Типу развернул свиток и еще раз прочитал заключительные строки послания: «... скорей возвращайся к главной армии. Меня уже не будет в живых, и один Аллах знает, что могут натворить в твое отсутствие люди, желающие воспользоваться моей смертью». Умирая, Хайдар Али нашел в себе силы дать ему совет, которому он должен немедленно последовать.
До самого похода просидел Типу в одиночестве в своей палатке, погруженный в глубокое раздумье. Саэд Мухаммад, который сунулся было доложить о чем-то шахзаде, осторожно прикрыл полог и решительно запретил беспокоить своего господина.
Типу вспоминал отца. Суровый Хайдар Али заботился о нем. Сам не умея ни читать, ни писать, он приставил к нему хороших учителей. Посадил маленького Типу в седло своего боевого коня, а потом брал его в опасные военные экспедиции, приучая к тяготам походной и боевой жизни...
Лагерь вокруг палатки шахзады гудел, как потревоженный улей. Сипаи и совары готовились в дорогу: чинили разбитые сандалии, поправляли белые на проволочных каркасах тюрбаны, латали куртки и брюки, точили клинки и чистили мушкеты. Иные варили немудреную солдатскую кашицу из темных зерен «раги»[85], по очереди пекли на раскаленных железных листах доса — рисовые лепешки. Путь предстоял нелегкий. Однако все они побросали свои дела, чтобы посмотреть на то, как по улицам палаточного города пронеслась на взмыленных конях новая группа вестников во главе с Маха Мирза Ханом.

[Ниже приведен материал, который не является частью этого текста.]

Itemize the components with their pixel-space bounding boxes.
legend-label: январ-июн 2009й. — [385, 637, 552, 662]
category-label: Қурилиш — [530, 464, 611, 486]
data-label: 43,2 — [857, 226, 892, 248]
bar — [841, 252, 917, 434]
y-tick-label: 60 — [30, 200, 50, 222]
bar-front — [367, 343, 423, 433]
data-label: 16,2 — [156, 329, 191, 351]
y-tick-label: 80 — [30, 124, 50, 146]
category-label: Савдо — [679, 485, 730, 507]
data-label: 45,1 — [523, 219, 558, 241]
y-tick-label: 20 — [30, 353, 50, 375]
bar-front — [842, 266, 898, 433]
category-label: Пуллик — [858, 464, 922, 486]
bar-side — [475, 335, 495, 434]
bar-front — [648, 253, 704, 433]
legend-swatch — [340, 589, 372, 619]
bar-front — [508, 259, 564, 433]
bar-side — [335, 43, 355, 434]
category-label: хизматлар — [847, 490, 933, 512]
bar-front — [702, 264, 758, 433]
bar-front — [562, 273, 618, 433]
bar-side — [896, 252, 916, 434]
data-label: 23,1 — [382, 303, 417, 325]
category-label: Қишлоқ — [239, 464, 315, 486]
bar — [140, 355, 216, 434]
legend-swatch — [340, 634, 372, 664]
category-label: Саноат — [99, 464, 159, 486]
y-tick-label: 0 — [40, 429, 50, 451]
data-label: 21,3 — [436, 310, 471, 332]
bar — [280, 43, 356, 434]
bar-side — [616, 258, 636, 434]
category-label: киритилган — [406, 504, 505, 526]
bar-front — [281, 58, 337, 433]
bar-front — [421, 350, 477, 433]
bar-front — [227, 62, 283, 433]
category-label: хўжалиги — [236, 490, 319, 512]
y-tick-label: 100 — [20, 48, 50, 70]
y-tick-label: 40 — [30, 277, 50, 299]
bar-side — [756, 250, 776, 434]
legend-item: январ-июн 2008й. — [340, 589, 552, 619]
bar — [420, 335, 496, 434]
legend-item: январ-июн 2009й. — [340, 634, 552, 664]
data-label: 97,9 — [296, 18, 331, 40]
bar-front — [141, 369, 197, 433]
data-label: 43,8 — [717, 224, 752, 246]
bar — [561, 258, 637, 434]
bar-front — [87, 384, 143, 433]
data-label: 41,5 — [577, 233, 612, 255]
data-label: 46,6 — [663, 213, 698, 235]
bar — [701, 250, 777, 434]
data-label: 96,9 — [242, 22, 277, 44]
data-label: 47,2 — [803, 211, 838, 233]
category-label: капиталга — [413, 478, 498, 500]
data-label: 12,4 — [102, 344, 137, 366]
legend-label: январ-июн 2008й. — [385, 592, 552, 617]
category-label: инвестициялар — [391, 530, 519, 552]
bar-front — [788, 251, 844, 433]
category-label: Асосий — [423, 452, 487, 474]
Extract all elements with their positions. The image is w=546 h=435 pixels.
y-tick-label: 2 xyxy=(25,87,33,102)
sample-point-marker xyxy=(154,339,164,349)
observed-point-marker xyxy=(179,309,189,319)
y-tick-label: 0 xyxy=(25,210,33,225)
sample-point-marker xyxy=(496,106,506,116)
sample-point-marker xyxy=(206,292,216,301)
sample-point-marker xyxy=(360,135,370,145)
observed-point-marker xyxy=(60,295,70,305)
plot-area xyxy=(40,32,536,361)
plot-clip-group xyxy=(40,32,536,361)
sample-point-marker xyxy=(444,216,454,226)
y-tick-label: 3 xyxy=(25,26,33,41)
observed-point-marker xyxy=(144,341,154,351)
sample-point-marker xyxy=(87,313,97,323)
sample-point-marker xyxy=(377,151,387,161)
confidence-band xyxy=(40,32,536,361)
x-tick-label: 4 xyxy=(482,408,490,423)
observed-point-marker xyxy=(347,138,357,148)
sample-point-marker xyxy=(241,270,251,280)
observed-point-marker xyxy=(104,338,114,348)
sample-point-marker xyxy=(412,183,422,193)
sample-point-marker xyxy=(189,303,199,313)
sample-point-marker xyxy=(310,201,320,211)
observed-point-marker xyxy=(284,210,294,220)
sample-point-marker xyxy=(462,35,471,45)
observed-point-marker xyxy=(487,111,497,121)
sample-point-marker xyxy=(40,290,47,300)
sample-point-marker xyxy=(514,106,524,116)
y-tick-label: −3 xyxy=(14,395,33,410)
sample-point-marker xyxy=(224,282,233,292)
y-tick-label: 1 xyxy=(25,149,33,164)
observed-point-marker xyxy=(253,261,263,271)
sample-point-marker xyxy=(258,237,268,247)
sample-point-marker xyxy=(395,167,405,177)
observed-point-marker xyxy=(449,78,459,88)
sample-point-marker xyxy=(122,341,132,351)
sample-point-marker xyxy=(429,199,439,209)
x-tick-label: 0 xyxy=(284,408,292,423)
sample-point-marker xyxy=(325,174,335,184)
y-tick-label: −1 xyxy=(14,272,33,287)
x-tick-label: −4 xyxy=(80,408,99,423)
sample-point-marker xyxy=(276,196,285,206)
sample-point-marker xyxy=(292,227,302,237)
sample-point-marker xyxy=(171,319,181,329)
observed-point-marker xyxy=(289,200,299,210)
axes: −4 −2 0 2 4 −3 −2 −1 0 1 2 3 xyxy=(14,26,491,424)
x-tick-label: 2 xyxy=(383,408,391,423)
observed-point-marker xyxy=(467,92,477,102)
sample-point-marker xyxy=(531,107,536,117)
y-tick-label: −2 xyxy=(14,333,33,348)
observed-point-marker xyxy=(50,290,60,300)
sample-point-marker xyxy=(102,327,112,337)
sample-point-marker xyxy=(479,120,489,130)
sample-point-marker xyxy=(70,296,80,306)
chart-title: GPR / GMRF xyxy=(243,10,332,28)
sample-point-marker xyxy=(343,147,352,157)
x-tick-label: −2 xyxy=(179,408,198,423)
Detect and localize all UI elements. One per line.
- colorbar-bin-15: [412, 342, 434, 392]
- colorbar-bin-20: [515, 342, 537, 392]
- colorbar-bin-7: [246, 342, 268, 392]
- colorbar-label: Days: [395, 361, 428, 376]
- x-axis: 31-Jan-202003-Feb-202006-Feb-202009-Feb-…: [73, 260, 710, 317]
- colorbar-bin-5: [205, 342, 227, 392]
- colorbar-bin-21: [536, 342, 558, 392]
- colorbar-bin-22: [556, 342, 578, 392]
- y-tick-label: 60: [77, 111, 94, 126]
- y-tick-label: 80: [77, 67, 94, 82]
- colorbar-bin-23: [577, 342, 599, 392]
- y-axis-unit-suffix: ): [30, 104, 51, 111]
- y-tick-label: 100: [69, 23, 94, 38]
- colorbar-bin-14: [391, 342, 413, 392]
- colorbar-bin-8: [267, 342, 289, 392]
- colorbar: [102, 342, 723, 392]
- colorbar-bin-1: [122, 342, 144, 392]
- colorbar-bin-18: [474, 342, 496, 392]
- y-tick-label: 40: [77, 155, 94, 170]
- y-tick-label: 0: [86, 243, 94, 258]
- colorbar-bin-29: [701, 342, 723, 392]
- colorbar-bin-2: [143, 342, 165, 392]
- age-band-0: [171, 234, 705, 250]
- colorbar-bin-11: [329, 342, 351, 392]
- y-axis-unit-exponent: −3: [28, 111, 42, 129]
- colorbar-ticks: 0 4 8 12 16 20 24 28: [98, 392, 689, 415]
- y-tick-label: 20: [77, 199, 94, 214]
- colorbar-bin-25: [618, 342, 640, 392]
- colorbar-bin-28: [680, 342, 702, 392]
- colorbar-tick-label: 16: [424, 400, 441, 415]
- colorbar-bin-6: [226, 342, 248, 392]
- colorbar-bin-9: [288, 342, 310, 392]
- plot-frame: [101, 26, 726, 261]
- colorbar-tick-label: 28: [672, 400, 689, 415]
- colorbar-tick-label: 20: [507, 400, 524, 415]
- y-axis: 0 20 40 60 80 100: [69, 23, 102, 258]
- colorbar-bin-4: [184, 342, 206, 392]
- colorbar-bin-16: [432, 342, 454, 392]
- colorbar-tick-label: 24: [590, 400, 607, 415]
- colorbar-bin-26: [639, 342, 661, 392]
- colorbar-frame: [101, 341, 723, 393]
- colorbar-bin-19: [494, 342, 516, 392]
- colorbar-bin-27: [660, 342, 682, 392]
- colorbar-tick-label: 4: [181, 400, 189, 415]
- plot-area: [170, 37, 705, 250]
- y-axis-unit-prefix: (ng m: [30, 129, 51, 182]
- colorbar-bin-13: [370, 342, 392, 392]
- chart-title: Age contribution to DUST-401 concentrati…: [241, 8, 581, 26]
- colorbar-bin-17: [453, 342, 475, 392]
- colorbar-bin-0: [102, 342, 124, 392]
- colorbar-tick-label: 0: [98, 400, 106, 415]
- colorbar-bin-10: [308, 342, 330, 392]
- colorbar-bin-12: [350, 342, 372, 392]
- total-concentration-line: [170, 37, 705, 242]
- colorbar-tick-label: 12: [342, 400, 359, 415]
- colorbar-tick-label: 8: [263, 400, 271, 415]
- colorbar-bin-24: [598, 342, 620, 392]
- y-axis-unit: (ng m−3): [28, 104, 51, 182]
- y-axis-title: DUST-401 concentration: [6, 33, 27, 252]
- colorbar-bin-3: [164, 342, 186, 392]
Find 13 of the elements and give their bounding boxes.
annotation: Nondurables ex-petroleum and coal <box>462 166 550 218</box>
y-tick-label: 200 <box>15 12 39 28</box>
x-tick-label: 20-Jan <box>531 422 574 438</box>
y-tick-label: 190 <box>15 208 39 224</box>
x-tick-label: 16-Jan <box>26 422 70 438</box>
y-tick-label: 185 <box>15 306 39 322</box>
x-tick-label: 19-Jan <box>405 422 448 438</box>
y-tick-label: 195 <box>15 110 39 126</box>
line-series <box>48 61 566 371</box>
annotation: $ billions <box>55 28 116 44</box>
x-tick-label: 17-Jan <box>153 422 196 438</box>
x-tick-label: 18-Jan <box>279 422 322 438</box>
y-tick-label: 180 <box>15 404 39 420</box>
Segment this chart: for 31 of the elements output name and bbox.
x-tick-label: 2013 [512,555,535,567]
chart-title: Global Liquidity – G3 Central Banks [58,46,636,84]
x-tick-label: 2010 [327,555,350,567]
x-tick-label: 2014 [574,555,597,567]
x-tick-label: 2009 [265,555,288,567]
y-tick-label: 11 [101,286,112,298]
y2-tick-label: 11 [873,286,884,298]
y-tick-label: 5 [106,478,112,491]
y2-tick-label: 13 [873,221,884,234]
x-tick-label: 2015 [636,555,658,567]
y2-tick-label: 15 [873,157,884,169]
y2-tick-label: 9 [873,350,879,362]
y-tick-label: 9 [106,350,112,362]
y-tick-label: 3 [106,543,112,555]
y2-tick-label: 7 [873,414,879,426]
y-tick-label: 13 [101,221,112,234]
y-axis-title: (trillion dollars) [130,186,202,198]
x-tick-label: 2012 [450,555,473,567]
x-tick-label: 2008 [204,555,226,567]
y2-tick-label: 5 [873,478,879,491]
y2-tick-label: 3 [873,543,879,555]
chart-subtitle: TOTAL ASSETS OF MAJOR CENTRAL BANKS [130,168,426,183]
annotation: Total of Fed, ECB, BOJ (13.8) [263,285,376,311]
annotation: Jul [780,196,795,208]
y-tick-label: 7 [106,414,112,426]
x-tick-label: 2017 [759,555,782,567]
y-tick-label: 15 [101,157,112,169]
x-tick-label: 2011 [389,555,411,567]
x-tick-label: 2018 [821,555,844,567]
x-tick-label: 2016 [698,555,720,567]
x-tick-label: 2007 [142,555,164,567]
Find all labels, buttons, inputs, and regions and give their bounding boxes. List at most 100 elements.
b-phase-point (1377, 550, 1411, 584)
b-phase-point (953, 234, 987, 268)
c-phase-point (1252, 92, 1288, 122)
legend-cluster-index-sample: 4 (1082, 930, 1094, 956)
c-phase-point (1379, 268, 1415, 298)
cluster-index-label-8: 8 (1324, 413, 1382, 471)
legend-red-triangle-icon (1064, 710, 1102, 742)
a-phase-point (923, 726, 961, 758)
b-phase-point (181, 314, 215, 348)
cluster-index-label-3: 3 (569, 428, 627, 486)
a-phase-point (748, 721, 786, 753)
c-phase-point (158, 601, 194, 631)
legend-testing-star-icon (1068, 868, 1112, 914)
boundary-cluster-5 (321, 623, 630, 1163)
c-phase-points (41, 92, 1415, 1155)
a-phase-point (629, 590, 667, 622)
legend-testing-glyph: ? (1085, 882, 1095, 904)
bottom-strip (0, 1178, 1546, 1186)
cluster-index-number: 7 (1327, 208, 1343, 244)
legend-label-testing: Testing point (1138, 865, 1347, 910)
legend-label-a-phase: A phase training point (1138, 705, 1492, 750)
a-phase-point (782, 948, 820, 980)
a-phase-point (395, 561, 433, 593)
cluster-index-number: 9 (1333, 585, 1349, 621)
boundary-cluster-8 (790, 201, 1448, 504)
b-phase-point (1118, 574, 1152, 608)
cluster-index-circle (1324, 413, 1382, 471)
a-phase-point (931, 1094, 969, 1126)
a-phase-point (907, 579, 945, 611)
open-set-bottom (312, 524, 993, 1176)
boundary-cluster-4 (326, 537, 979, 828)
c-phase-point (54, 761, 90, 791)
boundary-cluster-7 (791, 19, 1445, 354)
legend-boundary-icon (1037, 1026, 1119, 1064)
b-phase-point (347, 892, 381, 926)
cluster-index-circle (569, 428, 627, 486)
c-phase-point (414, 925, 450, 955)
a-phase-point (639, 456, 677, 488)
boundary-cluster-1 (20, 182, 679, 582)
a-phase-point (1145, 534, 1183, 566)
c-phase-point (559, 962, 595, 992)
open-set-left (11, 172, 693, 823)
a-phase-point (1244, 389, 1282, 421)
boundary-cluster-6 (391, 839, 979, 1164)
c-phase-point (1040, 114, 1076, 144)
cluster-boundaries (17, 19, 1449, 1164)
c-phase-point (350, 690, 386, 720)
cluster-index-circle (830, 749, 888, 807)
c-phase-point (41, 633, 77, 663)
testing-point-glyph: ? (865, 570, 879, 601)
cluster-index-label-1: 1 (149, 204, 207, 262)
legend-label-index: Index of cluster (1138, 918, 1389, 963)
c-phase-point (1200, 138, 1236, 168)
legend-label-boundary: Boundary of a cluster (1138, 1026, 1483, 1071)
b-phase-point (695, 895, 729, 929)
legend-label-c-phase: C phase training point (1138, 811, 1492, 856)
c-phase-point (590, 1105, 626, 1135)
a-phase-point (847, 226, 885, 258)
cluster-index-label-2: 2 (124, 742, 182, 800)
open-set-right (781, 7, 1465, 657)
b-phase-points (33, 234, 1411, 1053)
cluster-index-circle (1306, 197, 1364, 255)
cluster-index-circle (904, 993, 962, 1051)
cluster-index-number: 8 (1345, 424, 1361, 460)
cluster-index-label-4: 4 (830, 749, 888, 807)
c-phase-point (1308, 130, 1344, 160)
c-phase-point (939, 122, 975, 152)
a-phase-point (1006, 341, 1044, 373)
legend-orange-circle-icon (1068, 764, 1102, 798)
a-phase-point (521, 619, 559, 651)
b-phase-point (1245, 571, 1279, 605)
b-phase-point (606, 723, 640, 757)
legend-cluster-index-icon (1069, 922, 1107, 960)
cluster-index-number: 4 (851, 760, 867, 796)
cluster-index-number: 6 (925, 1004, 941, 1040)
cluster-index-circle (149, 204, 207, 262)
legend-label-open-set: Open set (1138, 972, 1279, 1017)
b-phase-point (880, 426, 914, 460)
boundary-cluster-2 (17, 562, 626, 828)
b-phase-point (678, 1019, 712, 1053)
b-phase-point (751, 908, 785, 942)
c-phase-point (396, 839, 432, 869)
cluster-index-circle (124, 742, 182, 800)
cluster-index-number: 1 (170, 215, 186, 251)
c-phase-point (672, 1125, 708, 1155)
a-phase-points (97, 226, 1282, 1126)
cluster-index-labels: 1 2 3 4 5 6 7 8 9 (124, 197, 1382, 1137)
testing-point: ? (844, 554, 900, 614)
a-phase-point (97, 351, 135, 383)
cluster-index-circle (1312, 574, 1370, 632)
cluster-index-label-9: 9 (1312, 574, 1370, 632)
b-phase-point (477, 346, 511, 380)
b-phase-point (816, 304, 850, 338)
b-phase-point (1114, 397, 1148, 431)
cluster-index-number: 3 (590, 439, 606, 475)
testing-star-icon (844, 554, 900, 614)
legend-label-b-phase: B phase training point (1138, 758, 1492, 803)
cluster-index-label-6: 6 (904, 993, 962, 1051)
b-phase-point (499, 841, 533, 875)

Маха Мирза Хан и его люди спешились перед железным заслоном телохранителей, и Саэд Мухаммад тотчас же повел Маха Мирза Хана к шахзаде. Тот встретил его, спокойный и суровый. С непроницаемым лицом шахзада принял и прочитал депешу Пурнайи о том, что сам Пурнайя, Кишан Рао, Мир Садык и другие государственные деятели и полководцы образовали в отсутствие Типу временное правительство. В высших интересах государства они держат смерть Хайдара Али в строжайшей тайне и продолжают вести дела от имени покойного наваба.
Как и Хайдар Али, Пурнайя просил Типу прибыть в Читтур как можно скорее, чтобы злонамеренные люди не вызвали волнений, смертельно опасных во время войны с коварным и сильным противником.
От себя лично Маха Мирза Хан заверил Типу, что главная армия, полководцы и правительство Майсура преданы ему.
— Не мешкай, шахзада! — сказал он под конец. — Ставь ногу в золоченое стремя и спеши в Читтур. Тебя ждут слава и победа!
На рассвете большой отряд майсурской армии во главе с Типу двинулся в обратный путь. От быстроты его марша зависела судьба Майсура и, может быть, всего Декана.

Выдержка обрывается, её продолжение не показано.